Es kommt auch vor, daß sich einer an die Träume klammert und sich nicht mehr losreißen kann. Ich schätze, dies könnte man auch als eine Art Wahnsinn bezeichnen, obgleich es das eigentlich nicht ist.«
Der Doktor war mit dem Mischen fertig. Er füllte das Produkt in eine Spritze. Barrent waren inzwischen ernsthafte Zweifel an dem ganzen Unternehmen gekommen.
»Vielleicht sollte ich meinen Besuch doch noch etwas hinausschieben«, sagte er. »Ich bin nicht sicher, ob ich -«
»Machen Sie sich keine Sorgen«, beruhigte ihn der Doktor.
»Dies hier ist der beste Traumladen auf Omega. Entspannen Sie sich. Verkrampfte Muskeln können zu ernsthaften Schäden führen.«
»Ich glaube, Mister Arkdragen hatte recht«, versuchte es Barrent von neuem. »Vielleicht sollte ich wirklich nicht gleich beim erstenmal einen Traum über die Erde wählen. Er meinte, es sei gefährlich.«
»Na, und wenn schon«, antwortete der Doktor, »was wäre das Leben ohne ein kleines Risiko? Übrigens sind die am häufigsten auftretenden Schäden Gehirnverletzungen und geplatzte Blutgefäße. Und wir sind bestens darauf eingerichtet, mit diesen Dingen fertig zu werden.«
Er führte die Spritze an Barrents linken Arm.
»Ich habe meine Meinung geändert«, sagte Barrent und machte sich daran aufzustehen. Doktor Wayn stieß die Nadel tief in Barrents Arm.
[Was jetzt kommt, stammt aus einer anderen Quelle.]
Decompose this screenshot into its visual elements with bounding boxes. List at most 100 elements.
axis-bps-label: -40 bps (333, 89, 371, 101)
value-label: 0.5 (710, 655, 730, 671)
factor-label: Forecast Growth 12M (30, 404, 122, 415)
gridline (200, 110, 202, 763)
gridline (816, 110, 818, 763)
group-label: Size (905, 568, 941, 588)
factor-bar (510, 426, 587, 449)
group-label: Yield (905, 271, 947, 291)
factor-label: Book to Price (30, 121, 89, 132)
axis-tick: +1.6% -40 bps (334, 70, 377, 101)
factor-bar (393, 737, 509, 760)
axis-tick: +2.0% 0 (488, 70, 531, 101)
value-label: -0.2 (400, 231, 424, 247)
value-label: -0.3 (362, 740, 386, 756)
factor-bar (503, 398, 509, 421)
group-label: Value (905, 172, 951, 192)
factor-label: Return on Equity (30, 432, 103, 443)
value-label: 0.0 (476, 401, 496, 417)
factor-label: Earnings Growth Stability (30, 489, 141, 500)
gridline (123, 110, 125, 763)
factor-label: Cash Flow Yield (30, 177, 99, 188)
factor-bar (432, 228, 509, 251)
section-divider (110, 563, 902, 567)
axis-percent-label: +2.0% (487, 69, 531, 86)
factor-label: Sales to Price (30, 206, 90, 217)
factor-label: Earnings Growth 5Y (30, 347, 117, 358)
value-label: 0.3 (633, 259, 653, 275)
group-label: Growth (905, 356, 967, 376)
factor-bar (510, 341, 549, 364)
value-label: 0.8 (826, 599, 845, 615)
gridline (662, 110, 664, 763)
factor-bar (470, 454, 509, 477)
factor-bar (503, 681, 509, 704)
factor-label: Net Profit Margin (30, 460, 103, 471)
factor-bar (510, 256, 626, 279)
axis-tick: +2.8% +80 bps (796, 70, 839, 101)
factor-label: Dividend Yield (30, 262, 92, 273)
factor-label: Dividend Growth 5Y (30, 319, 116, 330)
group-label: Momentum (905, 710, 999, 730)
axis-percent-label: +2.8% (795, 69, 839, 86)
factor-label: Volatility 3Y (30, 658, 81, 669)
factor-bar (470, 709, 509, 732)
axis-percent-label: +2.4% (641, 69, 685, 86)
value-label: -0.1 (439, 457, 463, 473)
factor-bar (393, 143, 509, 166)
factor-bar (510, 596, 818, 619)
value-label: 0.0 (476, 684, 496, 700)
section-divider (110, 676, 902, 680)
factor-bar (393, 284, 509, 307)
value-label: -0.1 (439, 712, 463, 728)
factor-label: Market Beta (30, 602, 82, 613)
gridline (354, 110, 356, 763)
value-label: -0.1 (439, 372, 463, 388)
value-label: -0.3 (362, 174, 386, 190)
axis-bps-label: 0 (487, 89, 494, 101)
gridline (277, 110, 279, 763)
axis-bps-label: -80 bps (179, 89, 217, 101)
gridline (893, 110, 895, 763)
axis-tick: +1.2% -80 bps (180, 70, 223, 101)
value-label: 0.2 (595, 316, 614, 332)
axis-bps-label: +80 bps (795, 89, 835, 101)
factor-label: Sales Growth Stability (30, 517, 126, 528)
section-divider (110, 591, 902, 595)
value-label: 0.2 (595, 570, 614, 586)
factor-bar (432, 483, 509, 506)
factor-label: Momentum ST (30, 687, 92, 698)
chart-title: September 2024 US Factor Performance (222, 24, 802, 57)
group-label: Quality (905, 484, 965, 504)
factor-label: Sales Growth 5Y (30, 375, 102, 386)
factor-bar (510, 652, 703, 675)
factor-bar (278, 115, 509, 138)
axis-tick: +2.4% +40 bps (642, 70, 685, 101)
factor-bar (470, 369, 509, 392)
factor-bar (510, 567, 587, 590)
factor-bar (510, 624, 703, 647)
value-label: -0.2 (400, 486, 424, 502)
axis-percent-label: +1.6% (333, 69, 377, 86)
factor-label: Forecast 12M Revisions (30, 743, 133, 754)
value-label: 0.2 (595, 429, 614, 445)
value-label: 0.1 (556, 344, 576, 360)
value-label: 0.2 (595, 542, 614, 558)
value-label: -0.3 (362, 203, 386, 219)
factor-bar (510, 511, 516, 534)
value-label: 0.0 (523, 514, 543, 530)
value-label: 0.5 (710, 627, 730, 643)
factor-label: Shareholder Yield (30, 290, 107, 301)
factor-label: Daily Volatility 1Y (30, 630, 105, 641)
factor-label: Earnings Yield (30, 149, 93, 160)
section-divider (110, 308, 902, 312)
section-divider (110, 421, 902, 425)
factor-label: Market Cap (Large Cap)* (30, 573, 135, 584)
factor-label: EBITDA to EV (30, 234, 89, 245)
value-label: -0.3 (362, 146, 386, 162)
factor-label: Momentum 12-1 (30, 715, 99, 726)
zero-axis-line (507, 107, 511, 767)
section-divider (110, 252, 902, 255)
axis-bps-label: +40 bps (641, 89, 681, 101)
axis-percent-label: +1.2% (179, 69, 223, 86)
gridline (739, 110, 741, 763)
»Man ändert seine Meinung nicht in einem Traumladen«, erklärte er Barrent. »Versuchen Sie sich zu entspannen...«
Barrent entspannte sich. Er lehnte sich im Bett zurück und hörte in seinen Ohren ein schrilles Singen. Er versuchte, seinen Blick fest auf das Gesicht des Doktors zu richten. Aber das Gesicht hatte sich verändert. Das Gesicht war alt, rund und fleischig. An Kinn und Hals hingen Fettsäcke. Das Gesicht schwitzte, freundlich, besorgt.
Es war das Gesicht von Barrents Berater des fünften Semesters.
»Du mußt vorsichtig sein, Will«, sagte der Berater. »Du mußt lernen, dich zu beherrschen. Du mußt, Will!«
»Ich weiß, Sir«, antwortete Barrent. »Es ist nur, weil ich so eine Wut auf -«
»Will!«
»Schon gut«, sagte Barrent. »Ich werde auf mich aufpassen.«
Er verließ das Büro der Universität und ging in die Stadt. Es war eine phantastische Stadt mit Wolkenkratzern und vielstöckigen Straßen, eine schillernde Stadt aus silbernen und glitzernden Farben, eine betriebsame Stadt, die ein weitverbreitetes Netz von Nationen und Planeten verwaltete. Barrent ging den dritten Fußgängerweg entlang. Er war noch immer wütend. Er dachte an Andrew Therkaler.
Wegen Therkaler und seiner lächerlichen Eifersucht war Barrents Bewerbung für das Raumforschungsteam abgelehnt worden.
Sein Berater konnte nichts für ihn tun; Therkaler hatte zu großen Einfluß auf die Ernennungsbehörde. Es würden drei volle Jahre vergehen, bis Barrent sich wieder bewerben konnte. Inzwischen aber war er dazu verdammt, auf der Erde zu bleiben und noch dazu ohne Beschäftigung. Sein ganzes Studium hatte der extraterrestrischen Forschung gegolten. Auf der Erde war kein Platz für ihn, und jetzt war ihm der Weg in den Raum versperrt.
Therkaler!
Barrent verließ den Fußweg und nahm die Hochgeschwindigkeitsrampe zum Sante-Distrikt. Dabei umfaßte er die kleine Waffe in seiner Tasche. Handwaffen waren auf der Erde verboten.
Er hatte diese durch nicht nachprüfbare Quellen bekommen
Er war entschlossen, Therkaler zu töten.